View Single Post
Old 11-27-2006, 10:27 PM   #12 (permalink)
1dra
Junior Member
 
Join Date: Nov 2006
Location: Wisconsin
Posts: 4
1dra is on a distinguished road
Default Forgiveness

Hello all (sorry in advance for the length of this),

My first post here. I've been lurking forever and meaning to comment but until now never really had much to say, other than thank you--to the Pavlina's, to everybody here for all the great info.

It just seems to me that Erin's blog today is another great example of a powerful concept and tool I'm learning to use in my own life. The more I grapple with my own growth the more I realize how big forgiveness is.

I came to this site a little over a year ago in search of healing. It's funny, I read how Erin was opened up to feel all the pain in the world, and I can't help but think she probably got a healthy dose of mine. It was about the same time I learned things that, well . . . let's just say, not so good things.

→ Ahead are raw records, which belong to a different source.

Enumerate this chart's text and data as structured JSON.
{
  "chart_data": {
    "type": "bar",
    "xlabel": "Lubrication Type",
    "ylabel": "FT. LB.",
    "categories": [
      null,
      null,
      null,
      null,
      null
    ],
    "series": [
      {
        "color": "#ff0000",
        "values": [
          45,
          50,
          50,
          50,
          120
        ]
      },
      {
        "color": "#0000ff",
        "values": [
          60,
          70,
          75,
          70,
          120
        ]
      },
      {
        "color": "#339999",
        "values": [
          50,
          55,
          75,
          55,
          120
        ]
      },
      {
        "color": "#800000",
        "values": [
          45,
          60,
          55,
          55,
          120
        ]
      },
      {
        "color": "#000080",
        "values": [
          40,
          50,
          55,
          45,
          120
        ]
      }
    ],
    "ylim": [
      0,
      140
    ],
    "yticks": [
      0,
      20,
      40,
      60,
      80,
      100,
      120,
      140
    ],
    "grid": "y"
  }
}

It shattered me and I'd be lieing if I said I'm fine now. I have to forgive every day. Often I fall short.

But even at the time I realized the truth of the past would destroy my ego--my sense of self, almost all of the ideas about who I was.

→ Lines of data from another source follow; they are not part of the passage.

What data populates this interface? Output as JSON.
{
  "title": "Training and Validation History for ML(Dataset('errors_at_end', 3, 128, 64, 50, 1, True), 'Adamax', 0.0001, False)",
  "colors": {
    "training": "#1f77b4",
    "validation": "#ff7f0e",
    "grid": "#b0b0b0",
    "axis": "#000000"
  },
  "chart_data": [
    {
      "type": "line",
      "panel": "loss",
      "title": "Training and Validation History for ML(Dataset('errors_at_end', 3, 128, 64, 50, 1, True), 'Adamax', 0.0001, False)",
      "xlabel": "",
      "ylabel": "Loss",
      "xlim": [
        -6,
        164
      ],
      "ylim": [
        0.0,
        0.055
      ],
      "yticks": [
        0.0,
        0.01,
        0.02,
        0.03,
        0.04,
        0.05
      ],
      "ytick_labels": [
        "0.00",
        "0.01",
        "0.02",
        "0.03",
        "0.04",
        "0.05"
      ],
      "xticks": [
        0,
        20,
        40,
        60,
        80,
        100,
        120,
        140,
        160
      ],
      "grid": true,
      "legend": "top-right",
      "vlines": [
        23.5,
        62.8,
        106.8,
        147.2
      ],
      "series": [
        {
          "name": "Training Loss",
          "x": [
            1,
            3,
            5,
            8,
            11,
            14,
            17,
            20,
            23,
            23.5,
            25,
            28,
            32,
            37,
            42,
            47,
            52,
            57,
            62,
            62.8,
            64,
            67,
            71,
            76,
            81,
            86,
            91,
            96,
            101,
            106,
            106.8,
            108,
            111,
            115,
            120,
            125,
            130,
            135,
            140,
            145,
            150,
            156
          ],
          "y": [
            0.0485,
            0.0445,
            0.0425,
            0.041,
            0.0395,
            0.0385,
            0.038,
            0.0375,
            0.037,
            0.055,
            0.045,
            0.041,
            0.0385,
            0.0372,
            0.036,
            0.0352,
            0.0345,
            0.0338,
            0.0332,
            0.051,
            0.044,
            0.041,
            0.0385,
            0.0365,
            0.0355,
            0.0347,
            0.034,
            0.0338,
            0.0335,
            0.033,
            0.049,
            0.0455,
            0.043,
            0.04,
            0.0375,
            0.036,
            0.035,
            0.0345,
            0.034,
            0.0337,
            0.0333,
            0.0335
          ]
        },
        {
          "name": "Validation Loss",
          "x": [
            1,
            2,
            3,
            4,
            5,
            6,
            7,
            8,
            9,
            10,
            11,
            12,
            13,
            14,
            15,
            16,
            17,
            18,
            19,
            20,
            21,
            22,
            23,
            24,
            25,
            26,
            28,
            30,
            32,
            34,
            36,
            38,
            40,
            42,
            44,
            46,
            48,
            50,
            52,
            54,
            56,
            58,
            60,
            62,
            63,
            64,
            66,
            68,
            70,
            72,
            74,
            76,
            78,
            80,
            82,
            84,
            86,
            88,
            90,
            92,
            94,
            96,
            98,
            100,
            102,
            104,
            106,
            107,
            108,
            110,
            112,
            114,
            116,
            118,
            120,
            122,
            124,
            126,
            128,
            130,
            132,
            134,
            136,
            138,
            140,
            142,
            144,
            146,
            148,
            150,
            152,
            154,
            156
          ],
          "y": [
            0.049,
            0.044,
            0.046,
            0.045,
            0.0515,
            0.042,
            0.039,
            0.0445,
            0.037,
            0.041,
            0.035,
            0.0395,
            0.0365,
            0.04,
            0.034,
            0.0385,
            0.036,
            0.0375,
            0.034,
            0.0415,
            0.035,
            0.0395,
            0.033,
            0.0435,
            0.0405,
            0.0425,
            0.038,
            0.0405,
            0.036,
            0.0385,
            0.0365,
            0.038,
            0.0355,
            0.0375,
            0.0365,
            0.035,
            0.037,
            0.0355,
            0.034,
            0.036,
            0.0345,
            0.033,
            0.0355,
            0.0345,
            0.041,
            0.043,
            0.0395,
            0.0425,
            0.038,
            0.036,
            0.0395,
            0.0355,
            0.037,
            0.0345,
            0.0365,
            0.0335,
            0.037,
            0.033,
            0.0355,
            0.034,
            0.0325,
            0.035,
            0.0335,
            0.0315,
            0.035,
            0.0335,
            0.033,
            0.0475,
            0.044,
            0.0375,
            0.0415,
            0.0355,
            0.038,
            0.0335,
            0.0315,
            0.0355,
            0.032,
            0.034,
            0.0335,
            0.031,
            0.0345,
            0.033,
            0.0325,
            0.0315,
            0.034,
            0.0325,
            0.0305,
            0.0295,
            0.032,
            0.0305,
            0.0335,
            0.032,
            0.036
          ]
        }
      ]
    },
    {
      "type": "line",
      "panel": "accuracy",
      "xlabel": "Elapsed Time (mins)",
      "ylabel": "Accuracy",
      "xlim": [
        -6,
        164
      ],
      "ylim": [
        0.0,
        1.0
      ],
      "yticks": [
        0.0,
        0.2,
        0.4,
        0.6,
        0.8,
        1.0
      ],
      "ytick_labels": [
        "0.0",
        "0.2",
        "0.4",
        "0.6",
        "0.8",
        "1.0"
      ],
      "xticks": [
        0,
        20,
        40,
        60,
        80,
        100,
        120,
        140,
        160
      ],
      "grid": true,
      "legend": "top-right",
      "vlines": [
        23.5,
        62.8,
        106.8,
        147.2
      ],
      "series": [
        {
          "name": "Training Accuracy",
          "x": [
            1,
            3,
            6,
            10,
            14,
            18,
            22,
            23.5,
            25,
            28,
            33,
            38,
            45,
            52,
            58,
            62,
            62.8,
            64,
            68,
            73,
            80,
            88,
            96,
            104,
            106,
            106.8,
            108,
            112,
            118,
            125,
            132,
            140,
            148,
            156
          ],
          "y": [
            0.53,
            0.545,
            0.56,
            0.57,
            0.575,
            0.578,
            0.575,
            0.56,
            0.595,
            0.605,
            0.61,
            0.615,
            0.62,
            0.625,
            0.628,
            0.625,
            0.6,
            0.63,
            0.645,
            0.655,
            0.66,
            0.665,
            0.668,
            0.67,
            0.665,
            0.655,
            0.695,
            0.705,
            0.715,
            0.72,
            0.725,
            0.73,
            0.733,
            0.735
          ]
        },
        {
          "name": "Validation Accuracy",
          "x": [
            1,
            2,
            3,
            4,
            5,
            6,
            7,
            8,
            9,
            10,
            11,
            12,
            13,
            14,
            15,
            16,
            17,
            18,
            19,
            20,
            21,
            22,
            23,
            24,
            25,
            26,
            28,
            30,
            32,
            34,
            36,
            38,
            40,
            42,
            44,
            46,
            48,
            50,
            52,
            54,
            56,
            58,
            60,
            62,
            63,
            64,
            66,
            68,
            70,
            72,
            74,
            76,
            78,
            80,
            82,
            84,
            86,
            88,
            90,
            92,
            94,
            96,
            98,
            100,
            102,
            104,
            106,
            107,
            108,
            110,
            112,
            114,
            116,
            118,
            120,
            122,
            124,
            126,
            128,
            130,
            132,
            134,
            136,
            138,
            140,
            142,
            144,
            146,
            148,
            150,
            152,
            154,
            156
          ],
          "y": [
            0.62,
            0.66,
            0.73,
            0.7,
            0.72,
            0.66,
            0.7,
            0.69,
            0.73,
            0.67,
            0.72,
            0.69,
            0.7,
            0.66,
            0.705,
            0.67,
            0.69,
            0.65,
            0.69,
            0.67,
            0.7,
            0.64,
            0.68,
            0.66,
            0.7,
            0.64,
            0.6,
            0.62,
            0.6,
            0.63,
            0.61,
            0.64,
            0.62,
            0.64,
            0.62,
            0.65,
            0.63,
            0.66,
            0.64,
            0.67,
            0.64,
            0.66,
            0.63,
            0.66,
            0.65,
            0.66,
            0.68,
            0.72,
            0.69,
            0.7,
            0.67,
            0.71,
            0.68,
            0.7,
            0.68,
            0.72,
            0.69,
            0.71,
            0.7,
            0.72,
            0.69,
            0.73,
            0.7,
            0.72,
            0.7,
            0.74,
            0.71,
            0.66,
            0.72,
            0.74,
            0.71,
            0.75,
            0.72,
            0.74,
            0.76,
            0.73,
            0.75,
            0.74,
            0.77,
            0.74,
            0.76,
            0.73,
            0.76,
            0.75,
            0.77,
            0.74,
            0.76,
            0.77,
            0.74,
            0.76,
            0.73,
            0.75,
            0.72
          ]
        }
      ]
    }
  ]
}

In fact most of the life I've built has been based on choices I probably never would have made had I known the truth. Indeed there are people that now live on this earth that probably would not be here had I known the truth.

I can honestly no longer say "this is my life." My ego had to die. The problem is--it hasn't.

So I still struggle. But I know if I work at it, my higher self will shine through. My greatest pain can also be my greatest joy. My ego's death allows for a rebirth--a miracle born of mistakes.

Forgiveness.

It's a big deal. It keeps you present. It's a doorway to Now. There is no room for ego in forgiveness. Here it's fine (good even) to be broken. Here there is power in surrender. Strength in weakness.

It's weird, but the more I study and reflect, the more it seems to me that the answer to so many questions, the healing of so many wounds is waiting to be born from tiny eggs of forgiveness.

Crack the shell and experience a shining new world.

Later,
1dra

Last edited by 1dra; 11-27-2006 at 10:31 PM.